Au rythme actuel, il ne nous reste plus que vingt ans (2035) avant d'épuiser notre " budget carbone" , autrement dit la quantité de CO2 que nous pouvons encore émettre dans l'atmosphère sans (trop) risquer d'aboutir à un réchauffement supérieur à 2°C d'ici à la fin du siècle. Et ce, à condition qu'après 2035, l'humanité n'émette plus du tout de gaz à effet de serre.

Sauf à rêver d'un sursaut radical, seuls une divine surprise et/ou un cataclysme économique semblent pouvoir encore nous empêcher d'altérer irréversiblement le climat. (Une butée contre les limites physiques à la croissance reste bien sûr tout sauf improbable.)

" Vous avez raison, je crois qu'il est certainement déjà trop tard pour empêcher un réchauffement de plus de 2°C ", m'a concédé l'autre jour Martin Wolf, maître analyste au Financial Times, la pythie de la City. Pas vraiment un scoop, du reste. Assis aux côtés de Wolf sur l'estrade d'un amphithéâtre de Sciences Po, Alain Juppé pour sa part s'en est tiré par cette boutade : " Je vous recommande de voir le film Interstellar : on devrait peut-être se chercher une autre planète ! " Il a pouffé un peu.

La semaine dernière à Paris, au siège de l'Unesco, se tenait le Business & Climate Summit, où s'est rassemblé tout ce que compte le monde d'agents majeurs du réchauffement climatique : industriels, financiers, représentants de la Banque mondiale, de la Commission européenne et de la plupart des pays riches nouveaux et anciens.

Au chœur des alarmistes, les compagnies d'assurance se sont distinguées. D'après l'un des leaders du secteur, la firme Swiss Re, l'économie mondiale ne sera sans doute plus assurable dans un monde à +2°C.

" Il est temps d'agir ", ont répété à qui mieux mieux les intervenants. Leitmotiv du moment, à sept mois de la conférence internationale (et forcément historique) qui doit se tenir en décembre à Paris : " Il nous faut un prix du carbone ! "

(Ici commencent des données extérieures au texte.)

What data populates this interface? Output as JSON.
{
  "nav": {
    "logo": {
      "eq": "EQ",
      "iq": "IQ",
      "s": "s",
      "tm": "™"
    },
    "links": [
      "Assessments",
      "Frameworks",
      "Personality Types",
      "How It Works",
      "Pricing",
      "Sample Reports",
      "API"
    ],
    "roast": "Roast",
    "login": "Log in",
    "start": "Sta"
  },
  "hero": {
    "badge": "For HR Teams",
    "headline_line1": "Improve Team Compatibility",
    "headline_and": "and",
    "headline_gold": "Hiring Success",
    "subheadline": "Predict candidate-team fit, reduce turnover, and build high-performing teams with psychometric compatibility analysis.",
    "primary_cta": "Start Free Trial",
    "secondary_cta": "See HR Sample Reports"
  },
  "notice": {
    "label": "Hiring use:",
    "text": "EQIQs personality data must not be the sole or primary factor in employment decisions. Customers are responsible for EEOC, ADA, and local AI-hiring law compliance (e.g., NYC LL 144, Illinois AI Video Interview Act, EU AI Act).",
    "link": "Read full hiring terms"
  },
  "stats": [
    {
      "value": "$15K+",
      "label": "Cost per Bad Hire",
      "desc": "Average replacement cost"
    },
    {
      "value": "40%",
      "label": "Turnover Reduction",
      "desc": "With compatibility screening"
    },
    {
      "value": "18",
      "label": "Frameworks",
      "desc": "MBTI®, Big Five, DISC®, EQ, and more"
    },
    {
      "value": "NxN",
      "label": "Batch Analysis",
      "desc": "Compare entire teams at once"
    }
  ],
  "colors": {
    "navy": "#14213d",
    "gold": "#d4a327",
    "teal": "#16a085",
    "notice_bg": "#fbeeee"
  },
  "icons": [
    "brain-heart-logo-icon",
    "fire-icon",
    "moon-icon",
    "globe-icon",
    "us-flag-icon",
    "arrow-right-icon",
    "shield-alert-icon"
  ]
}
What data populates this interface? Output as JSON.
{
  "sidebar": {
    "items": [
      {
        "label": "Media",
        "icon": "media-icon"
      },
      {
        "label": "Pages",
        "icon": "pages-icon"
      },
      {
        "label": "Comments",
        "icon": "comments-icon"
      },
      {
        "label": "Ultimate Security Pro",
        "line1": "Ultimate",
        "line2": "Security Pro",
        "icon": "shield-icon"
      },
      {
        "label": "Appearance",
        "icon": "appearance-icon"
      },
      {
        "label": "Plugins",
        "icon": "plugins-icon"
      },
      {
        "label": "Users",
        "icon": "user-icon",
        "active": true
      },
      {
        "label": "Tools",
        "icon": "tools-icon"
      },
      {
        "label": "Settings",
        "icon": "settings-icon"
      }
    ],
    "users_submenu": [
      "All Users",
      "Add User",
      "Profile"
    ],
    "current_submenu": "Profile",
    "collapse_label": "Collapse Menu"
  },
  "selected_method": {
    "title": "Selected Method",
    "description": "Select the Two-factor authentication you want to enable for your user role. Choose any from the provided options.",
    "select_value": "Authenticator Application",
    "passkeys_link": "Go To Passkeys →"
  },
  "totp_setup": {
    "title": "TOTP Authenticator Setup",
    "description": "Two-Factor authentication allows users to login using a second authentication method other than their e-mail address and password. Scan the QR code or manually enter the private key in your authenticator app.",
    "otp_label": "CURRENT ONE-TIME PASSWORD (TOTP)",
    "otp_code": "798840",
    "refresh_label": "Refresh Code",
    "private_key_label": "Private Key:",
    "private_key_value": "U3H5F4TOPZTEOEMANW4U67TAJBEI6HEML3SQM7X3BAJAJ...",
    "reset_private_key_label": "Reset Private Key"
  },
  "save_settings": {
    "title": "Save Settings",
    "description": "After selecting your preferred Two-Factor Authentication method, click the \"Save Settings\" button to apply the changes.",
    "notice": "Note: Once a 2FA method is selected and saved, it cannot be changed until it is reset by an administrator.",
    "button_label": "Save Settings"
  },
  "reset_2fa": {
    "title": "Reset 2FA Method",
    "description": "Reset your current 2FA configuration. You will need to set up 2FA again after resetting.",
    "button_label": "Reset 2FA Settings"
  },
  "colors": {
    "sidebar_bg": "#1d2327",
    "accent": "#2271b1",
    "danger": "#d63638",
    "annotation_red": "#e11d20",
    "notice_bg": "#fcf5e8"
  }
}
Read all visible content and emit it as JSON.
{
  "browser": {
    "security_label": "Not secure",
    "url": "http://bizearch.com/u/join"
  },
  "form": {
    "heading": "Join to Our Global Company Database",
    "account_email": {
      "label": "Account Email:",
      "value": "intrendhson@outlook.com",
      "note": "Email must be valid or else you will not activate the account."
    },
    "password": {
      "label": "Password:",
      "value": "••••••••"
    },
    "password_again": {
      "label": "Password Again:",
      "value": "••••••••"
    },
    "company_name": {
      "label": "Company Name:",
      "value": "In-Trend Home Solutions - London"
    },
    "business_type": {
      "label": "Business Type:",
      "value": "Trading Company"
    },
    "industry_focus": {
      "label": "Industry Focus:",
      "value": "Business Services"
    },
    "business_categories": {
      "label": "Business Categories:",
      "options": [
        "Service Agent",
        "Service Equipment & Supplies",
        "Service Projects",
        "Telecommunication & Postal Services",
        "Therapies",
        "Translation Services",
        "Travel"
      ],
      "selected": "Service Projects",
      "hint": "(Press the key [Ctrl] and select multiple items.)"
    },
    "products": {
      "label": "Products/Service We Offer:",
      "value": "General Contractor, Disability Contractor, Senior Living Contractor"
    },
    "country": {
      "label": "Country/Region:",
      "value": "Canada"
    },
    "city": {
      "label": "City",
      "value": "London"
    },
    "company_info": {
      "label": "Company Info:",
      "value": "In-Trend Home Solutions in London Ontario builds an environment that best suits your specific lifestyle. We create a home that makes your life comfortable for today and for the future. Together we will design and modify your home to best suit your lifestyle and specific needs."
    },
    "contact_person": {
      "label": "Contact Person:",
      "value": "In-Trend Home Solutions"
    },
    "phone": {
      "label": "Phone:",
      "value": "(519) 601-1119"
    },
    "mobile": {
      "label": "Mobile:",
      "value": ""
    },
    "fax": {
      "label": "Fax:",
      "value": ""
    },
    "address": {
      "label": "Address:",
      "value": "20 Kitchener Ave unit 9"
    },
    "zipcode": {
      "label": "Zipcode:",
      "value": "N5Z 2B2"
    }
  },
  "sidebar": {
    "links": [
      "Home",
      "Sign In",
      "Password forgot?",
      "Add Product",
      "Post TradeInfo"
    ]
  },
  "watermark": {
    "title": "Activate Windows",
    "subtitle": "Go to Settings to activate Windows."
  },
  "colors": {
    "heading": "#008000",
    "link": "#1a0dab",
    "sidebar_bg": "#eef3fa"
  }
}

Indolente doléance indolore. Au sein du bataillon richement encravaté dans lequel on brandit ce nouvel étendard du " carbon price ", se retrouvent bien souvent les représentants des mêmes firmes qui lobbyisent dur à Bruxelles depuis des années afin d'empêcher ce dont de toute façon personne ne veut (hormis des ONG écolos à peu près impotentes) : un durcissement réputé économiquement suicidaire des règles du marché européen des quotas d'émission. C'est-à-dire du prix du carbone.

Economie / Ecologie : comment deux mots si proches peuvent-ils se retrouver si diamétralement opposés ?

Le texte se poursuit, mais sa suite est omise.